Problems with Decode and Arduino

0

Hello, People

I have the following code in Arduino

if((digitalRead(4) != 1)||(digitalRead(5) != 1))
  {
      Serial.print("\t");
      Serial.print(analogRead(A0));
      Serial.print(",");
      Serial.print(millis());
      Serial.print("\n");
  }

And with it, I read in Python with the following code:

def leituraSerial():
    tempo_leitura = time.time() + (TIMER + 1.6) # Contador de TIMER segundos
    k = 0

    while(time.time() <= tempo_leitura):  

        print("\n Leitura Iniciada!")

        aux = entrada.readline()
        str(aux)
        print(aux.decode('ascii'))

I tried several encodings of cp1252, windows-1250, utf-8, latin_1 and so on .. some return \ x00 with the value I wanted, others give error, the way code is above, it runs, however I add, for example:

ts, tp = aux.split(",")

I already get the following error:

'ascii' codec can't decode byte 0xfe in position 8: ordinal not in range(128) 

If you use utf-8:

'utf-8' codec can't decode byte 0xfd in position 6: invalid start byte

So what the heck is going on?

    
asked by anonymous 17.04.2018 / 05:38

1 answer

2

The problem is not on the Python side -

Your C functions should not be returning strings, and yes, numbers - meaning that the number that is going to the communicated string is garbage (the integer returned by its functions is interpreted as a memory address - the print goes there and reads the contents of that address until it finds a value of 0x00 and puts whatever it found in the string.

If instead of Arduino, at the other end, you had run your program under an operating system with process memory access management, your program would stop with a segmentation fault. But on an 8-bit machine, any C program has equivalent powers to that of the system kernel.

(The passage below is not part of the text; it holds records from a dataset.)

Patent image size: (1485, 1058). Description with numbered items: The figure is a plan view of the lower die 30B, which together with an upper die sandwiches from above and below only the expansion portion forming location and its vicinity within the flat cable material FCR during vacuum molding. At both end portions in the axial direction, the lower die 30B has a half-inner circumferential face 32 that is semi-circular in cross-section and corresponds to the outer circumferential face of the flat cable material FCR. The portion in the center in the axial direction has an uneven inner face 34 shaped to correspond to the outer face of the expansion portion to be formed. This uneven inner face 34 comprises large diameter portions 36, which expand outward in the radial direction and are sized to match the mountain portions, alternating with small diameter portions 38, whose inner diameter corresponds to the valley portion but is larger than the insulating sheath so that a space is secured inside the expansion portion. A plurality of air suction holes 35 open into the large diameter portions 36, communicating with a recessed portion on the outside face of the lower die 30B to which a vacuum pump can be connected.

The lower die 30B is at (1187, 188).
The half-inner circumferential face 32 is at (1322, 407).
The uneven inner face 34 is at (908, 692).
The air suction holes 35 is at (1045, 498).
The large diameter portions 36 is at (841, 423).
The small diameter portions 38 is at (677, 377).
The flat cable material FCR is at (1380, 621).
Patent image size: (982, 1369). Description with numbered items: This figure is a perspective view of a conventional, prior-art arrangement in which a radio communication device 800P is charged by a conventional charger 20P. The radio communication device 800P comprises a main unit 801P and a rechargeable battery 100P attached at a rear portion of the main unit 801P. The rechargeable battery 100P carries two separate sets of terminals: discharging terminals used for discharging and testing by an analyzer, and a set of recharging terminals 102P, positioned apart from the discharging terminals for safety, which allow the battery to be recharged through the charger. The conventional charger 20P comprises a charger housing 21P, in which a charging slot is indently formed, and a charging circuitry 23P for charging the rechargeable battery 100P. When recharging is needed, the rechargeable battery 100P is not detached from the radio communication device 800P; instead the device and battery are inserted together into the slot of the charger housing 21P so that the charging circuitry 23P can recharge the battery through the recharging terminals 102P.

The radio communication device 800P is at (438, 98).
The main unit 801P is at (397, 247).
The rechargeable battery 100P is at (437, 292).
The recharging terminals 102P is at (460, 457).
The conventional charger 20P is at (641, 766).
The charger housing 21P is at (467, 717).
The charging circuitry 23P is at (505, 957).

To solve this, if you want to send your data as text, use the function itoa on the side of C- should be something like:

<include stdlib.h>
...
   char tmp[20];
...
if((digitalRead(4) != 1)||(digitalRead(5) != 1))
  {

      Serial.print("\t");
      Serial.print(itoa(analogRead(A0), tmp, 10));
      Serial.print(",");
      Serial.print(itoa(millis(), tmp, 10));
      Serial.print("\n");
  }

So that's your answer.

To complete the encoding information: you do not have to worry about encoding unless you are using accented characters in your Arduino program. If it is - suppose you were sending a complete table and the first line of the header was "analog read, milliseconds \ n" - in that case it would just use the same encoding used in the C file in which you wrote this string, before to compile. The C language does not "know" text, only "bytes" - so if your original C file was in utf-8, the analog "o" would be in the program object, inside the arduino as the string '\ xc3 \ xb3 "- which when received in Python, and treated with" .decode ('utf-8') ", would turn back the letter" o ".